O dogma da Trindade só ficou formulado no século IV e a festa litúrgica só foi introduzida no século XIV. A especulação em causa resulta do casamento (louvável, por princípio) entre o pensamento cristão e o pensamento filosófico do classicismo grego, em que Agostinho de Hipona (século V) se esmerou e que Tomás de Aquino (século XIII) “aristotelizou”.
Se não se ficar “mudo”, convém reflectir como a experiência de Deus ao longo dos tempos só pode ser saboreada quando enriquecida e actualizada com a experiência e pensamento dos tempos novos.
Mas não será atrevimento em demasia querer ir além do mistério tremendo daquele Deus que se apresentou liminarmente como “Eu sou aquele que é” (Livro do Génesis 3, 14) – o fundamento da existência, aquele que não pode ser explicado?
Sê-lo-á, se não temos a humildade de reconhecer que o conceito de “trindade divina” ou de “Deus trino” não é mais do que o esplendor da nossa reflexão sobre Deus.
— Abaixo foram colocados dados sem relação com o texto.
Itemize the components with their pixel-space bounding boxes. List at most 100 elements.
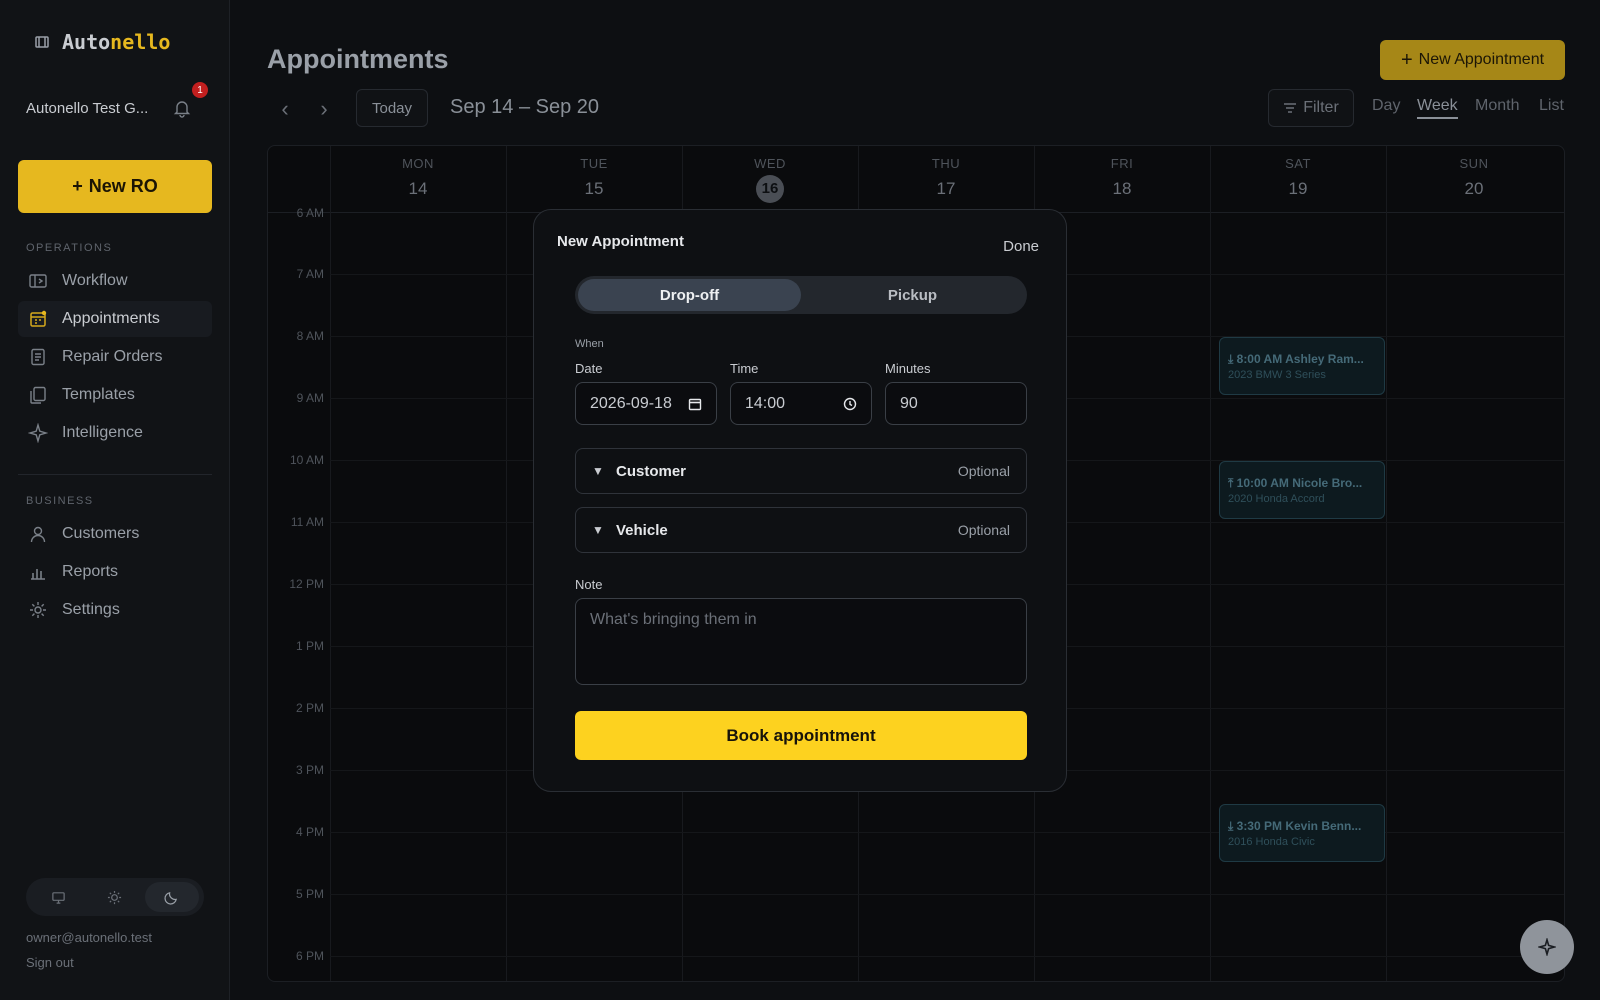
new-appointment-button[interactable]: + New Appointment	[1380, 40, 1565, 80]
event-title: 10:00 AM Nicole Bro...	[1236, 476, 1363, 490]
vehicle-section-toggle[interactable]: ▼ Vehicle Optional	[575, 507, 1027, 553]
theme-system-button[interactable]	[31, 882, 85, 912]
view-tab-day[interactable]: Day	[1372, 97, 1400, 115]
today-button[interactable]: Today	[356, 89, 428, 127]
chevron-right-icon: ›	[320, 96, 328, 121]
vehicle-label: Vehicle	[616, 521, 668, 539]
day-date[interactable]: 18	[1108, 175, 1136, 203]
hour-label: 9 AM	[296, 391, 324, 405]
sign-out-link[interactable]: Sign out	[26, 955, 74, 970]
sidebar: Autonello Autonello Test G... 1 + New RO…	[0, 0, 230, 1000]
minutes-input[interactable]: 90	[885, 382, 1027, 425]
dropoff-icon: ⤓	[1228, 819, 1237, 833]
dialog-title: New Appointment	[557, 233, 684, 250]
moon-icon	[164, 891, 178, 905]
org-name: Autonello Test G...	[26, 99, 149, 117]
hour-line	[330, 956, 1564, 957]
day-date[interactable]: 19	[1284, 175, 1312, 203]
day-header-thu: THU 17	[858, 156, 1034, 203]
theme-dark-button[interactable]	[144, 882, 199, 912]
event-vehicle: 2016 Honda Civic	[1228, 836, 1315, 848]
user-email: owner@autonello.test	[26, 930, 152, 945]
calendar-icon	[688, 398, 702, 410]
chart-icon	[31, 569, 45, 580]
day-header-wed: WED 16	[682, 156, 858, 203]
assistant-button[interactable]	[1520, 920, 1574, 974]
logo[interactable]: Autonello	[34, 30, 170, 54]
day-name: THU	[931, 156, 961, 171]
dropoff-option[interactable]: Drop-off	[578, 279, 801, 311]
templates-icon	[30, 386, 46, 404]
sidebar-item-templates[interactable]: Templates	[18, 377, 212, 413]
note-textarea[interactable]	[575, 598, 1027, 685]
date-input[interactable]: 2026-09-18	[575, 382, 717, 425]
sidebar-item-customers[interactable]: Customers	[18, 516, 212, 552]
workflow-icon	[29, 274, 47, 288]
pickup-option[interactable]: Pickup	[801, 279, 1024, 311]
page-title: Appointments	[267, 44, 449, 74]
time-label: Time	[730, 361, 759, 376]
event-vehicle: 2020 Honda Accord	[1228, 493, 1325, 505]
day-header-mon: MON 14	[330, 156, 506, 203]
hour-label: 12 PM	[289, 577, 324, 591]
sidebar-item-repair-orders[interactable]: Repair Orders	[18, 339, 212, 375]
sidebar-item-label: Workflow	[62, 272, 128, 289]
sidebar-item-workflow[interactable]: Workflow	[18, 263, 212, 299]
time-input[interactable]: 14:00	[730, 382, 872, 425]
clock-icon	[843, 397, 857, 410]
org-switcher[interactable]: Autonello Test G... 1	[26, 82, 216, 118]
event-title: 3:30 PM Kevin Benn...	[1236, 819, 1362, 833]
bell-icon	[173, 101, 191, 118]
notification-badge: 1	[192, 82, 208, 98]
customer-label: Customer	[616, 462, 687, 480]
filter-button[interactable]: Filter	[1268, 89, 1354, 127]
hour-label: 3 PM	[295, 763, 324, 777]
note-label: Note	[575, 577, 603, 592]
view-tab-list[interactable]: List	[1539, 97, 1564, 115]
day-date[interactable]: 14	[404, 175, 432, 203]
appointment-event[interactable]: ⤓ 8:00 AM Ashley Ram... 2023 BMW 3 Serie…	[1219, 337, 1385, 395]
date-label: Date	[575, 361, 603, 376]
caret-down-icon: ▼	[592, 464, 604, 478]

Mas pretender equacionar “a lógica interna” de Deus complica de tal modo a simplicidade divina que só aumentamos as sombras do nosso conhecimento.
Deus está acima da razão, mas não contra a razão. Justamente por isso é tão perigoso cair na tentação de impor meras especulações como verdades absolutas: várias cisões no cristianismo e desentendimentos com o judaísmo e o islão provêm de se querer defender uma definição de Deus, muitas vezes usando a violência, em vez de defendermos a união à luz de Deus. A ideia de que “só a nossa religião” é a “única verdadeira” e de “revelação divina” é a causa principal das dissensões e guerras entre religiões (ou incentivadas por elas) e no seio delas próprias.
Temos infeliz exemplo na história do cristianismo, discutindo a relação (!) entre Pai, Filho e Espírito. A sentida necessidade de divinizar Jesus de Nazaré e qual o seu lugar na “Trindade” originou cisões internas que ainda perduram.
Do ponto de vista religioso, as tentativas racionais só têm valor na medida em que nos ajudam a aproximar de Deus como “o grande parceiro” para a vida, como aquele que, no Livro do Êxodo (3,12) se apresenta: “Eu sou o que está contigo.”
Sempre guardei muito apreço à tradução que alguns exegetas propõem como igualmente aceitável para Iavé (IHWH): “Eu sou aquele que serei.” Dá relevo à “transcendente historicidade” de Deus no desenvolvimento da Humanidade perscrutadora do grande mistério.
Há quem diga que a ideia de Trindade lembra que Deus não é solitário, mas a mais alta expressão do dinamismo do amor, em que “eu” e “outro” se confundem. Dizer isto é afirmar que a força do amor tem forma divina, mas nada nos diz nem poderia dizer sobre a “estrutura” de Deus. Deus “faz família” e convida-nos a dar do nosso tempo para “fazer família” com os outros e com Ele.
A festa da “Santíssima Trindade”, que a Igreja Católica assinala no próximo dia 12, bem que poderia ser considerada a festa da relação entre as pessoas, das “relações humanas” que só se aguentam se se esforçam por isso. A festa da união: “que todos sejam um” (João 17, 11), à semelhança da união de Jesus com o Pai. A festa do ecumenismo, em que todos nos enriquecemos com experiências diversas do único Deus – o “misterioso apaixonado” pela Humanidade.
“Deus é amor” – mas o amor é “inquieto” e muito para além das nossas capacidades de definição. O maior bem do amor é poder senti-lo sempre novo (e sempre fugidio…).
E quando se está mesmo bem (ao jeito de namorados), não é verdade que até apetece deixar-se ficar sempre “mudo”?
Manuel Alte da Veiga é professor aposentado do ensino universitário.